Businessman Joseph Ng’era during an interview at his office on January 8, 2018. [Photo: Kipsang Joseph/Standard]

A businessman who claimed he donated 42 acres to St Mary’s Mission Hospital in Elementaita, Gilgil, said he will go to court to seek a review of last year's ruling on the ownership of the facility.

The Environment and Land Court in Nakuru, in a case between American priest William Charles Fryda and the Assumption Sisters of Nairobi (ASN), ruled that the three parcels of land in Lang'ata, Sagana, and Elementaita be transferred to a limited liability company.

Joseph Ng’era, a businessman and farmer from Gilgil in Nakuru, claims he donated the Elementaita parcel as a way of giving back to the community.

Ng’era, in an interview with The Standard, maintained that he gave the land where the St Mary's Mission Hospital was constructed to offer affordable health services to the poor.

Health services

“This hospital is on my land. I gave it to Fryda. Before I had given it to Archbishop Raphael Ndingi Mwana a'Nzeki when he was at the diocese of Nakuru to have it developed but then the church was not ready,” said Ng’era.

In September last year, Justice Sila Munyao ruled that the disputed properties - LR No. 27228, LR No. 2 7229, LR No.9361/10, and Kiine/Rukanga/2846 - were not held in trust for Dr Fryda.

He further ruled that the four parcels which were in the name of Assumption Sisters of Nairobi as the registered trustees - be transferred to St Mary's Mission Hospitals, a company limited by guarantee.

The ruling opened the way for ASN to take over St Mary's Mission Hospital in Lang'ata and evict staff and patients as they sought to instal a new management.

Mission hospital

Ng’era said that in view of the escalating battle over the management of the mission hospital, he was planning to go back to court to seek a review of the judgement that gave the nuns power to take over the institution.

“I want the court to review the decision by the Environment and Lands Court. The land is not in the name of ASN. I want the land back so that I can give it to Fryda,” he said.

In his evidence before the Environment and Lands Court in Nakuru last year, Ng’era said that in the early 1980s, he had sought to donate land for a hospital as a way of giving back to the community.

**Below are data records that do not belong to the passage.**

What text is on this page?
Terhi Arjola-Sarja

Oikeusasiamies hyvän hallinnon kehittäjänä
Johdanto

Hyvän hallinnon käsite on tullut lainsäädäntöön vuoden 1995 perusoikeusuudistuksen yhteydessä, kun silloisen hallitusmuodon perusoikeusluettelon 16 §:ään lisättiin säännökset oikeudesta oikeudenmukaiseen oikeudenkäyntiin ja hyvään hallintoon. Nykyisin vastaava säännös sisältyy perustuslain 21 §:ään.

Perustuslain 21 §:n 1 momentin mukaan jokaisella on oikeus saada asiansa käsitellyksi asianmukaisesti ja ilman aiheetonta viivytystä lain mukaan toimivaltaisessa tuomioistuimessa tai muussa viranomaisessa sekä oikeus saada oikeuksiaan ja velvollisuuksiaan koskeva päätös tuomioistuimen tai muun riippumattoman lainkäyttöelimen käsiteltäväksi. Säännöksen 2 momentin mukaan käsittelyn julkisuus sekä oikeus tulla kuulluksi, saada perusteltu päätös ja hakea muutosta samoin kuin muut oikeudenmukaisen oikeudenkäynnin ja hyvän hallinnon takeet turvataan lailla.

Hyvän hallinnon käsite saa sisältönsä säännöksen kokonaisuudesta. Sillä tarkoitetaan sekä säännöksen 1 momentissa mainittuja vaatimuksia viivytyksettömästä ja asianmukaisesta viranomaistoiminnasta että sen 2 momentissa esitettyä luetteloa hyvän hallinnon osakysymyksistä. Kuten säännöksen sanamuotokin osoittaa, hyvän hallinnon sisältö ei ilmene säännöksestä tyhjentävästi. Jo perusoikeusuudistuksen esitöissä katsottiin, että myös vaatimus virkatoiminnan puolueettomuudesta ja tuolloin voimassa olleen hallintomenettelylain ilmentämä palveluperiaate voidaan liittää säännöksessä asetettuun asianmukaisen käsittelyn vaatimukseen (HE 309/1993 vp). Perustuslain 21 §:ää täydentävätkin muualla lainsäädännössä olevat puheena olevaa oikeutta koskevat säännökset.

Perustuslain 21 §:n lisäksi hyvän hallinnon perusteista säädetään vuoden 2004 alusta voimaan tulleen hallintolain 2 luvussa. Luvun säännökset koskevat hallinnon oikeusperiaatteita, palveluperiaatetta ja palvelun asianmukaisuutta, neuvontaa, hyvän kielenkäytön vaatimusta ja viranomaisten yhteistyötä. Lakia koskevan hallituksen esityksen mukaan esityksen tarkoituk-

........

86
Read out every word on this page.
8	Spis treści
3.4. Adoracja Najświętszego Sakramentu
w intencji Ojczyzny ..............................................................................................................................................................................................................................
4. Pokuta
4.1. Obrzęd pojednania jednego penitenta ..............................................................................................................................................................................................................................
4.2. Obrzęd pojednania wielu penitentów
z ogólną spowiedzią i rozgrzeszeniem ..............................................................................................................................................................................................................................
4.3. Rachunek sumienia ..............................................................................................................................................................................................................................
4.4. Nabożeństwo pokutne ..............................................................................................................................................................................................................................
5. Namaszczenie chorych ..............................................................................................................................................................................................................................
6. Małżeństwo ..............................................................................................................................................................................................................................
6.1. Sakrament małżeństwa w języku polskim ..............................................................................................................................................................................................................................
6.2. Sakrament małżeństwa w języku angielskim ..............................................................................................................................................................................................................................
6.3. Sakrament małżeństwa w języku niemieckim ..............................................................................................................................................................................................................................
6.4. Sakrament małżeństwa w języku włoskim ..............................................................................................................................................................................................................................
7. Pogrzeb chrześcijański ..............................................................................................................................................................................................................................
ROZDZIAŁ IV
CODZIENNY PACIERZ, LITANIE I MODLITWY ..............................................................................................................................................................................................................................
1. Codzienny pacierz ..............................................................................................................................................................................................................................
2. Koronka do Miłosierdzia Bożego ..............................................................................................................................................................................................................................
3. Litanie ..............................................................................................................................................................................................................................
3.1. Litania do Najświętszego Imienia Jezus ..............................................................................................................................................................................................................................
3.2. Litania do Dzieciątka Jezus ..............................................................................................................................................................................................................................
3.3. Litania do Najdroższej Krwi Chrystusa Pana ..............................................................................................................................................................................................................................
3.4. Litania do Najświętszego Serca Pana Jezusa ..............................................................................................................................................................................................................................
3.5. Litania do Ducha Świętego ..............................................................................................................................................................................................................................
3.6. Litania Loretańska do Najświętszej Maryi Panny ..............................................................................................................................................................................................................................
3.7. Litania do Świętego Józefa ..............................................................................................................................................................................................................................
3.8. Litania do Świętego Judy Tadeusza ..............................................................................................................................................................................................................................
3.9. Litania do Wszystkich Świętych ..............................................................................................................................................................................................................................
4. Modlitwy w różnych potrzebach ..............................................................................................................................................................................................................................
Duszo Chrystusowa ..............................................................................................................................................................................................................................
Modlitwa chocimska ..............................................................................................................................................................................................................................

He told the court after failed negotiations with a group of nuns from Italy, he met Fryda and agreed to donate 58 acres to set up the hospital.

He told the court he was later introduced to ASN, who were interested in setting up a university.

He testified that Fryda built a hospital on the land he had donated and his wishes as a donor were fulfilled.

However, Ng’era claimed he later learned of the differences between Fryda and ASN and unsuccessfully tried to reconcile them with the assistance of John Cardinal Njue and the Nuncio.

He told the court that his intention in donating the land was to have it operated by Fryda and not ASN, whom he thought were trained in education.

Ng’era said he wanted to claim back the land as the legal battle between Fryda and the Assumption Sisters of Nairobi moved to the Court of Appeal.

He was trained in meat science by Uplands bacon factory and worked with it from the 1960s to 1974.

Legal battle

In 1974, he took over one of the outlets owned by Uplands and started distributing bacon in parts of western Kenya and Uganda.

He owns several properties in Nyandarua and Nakuru.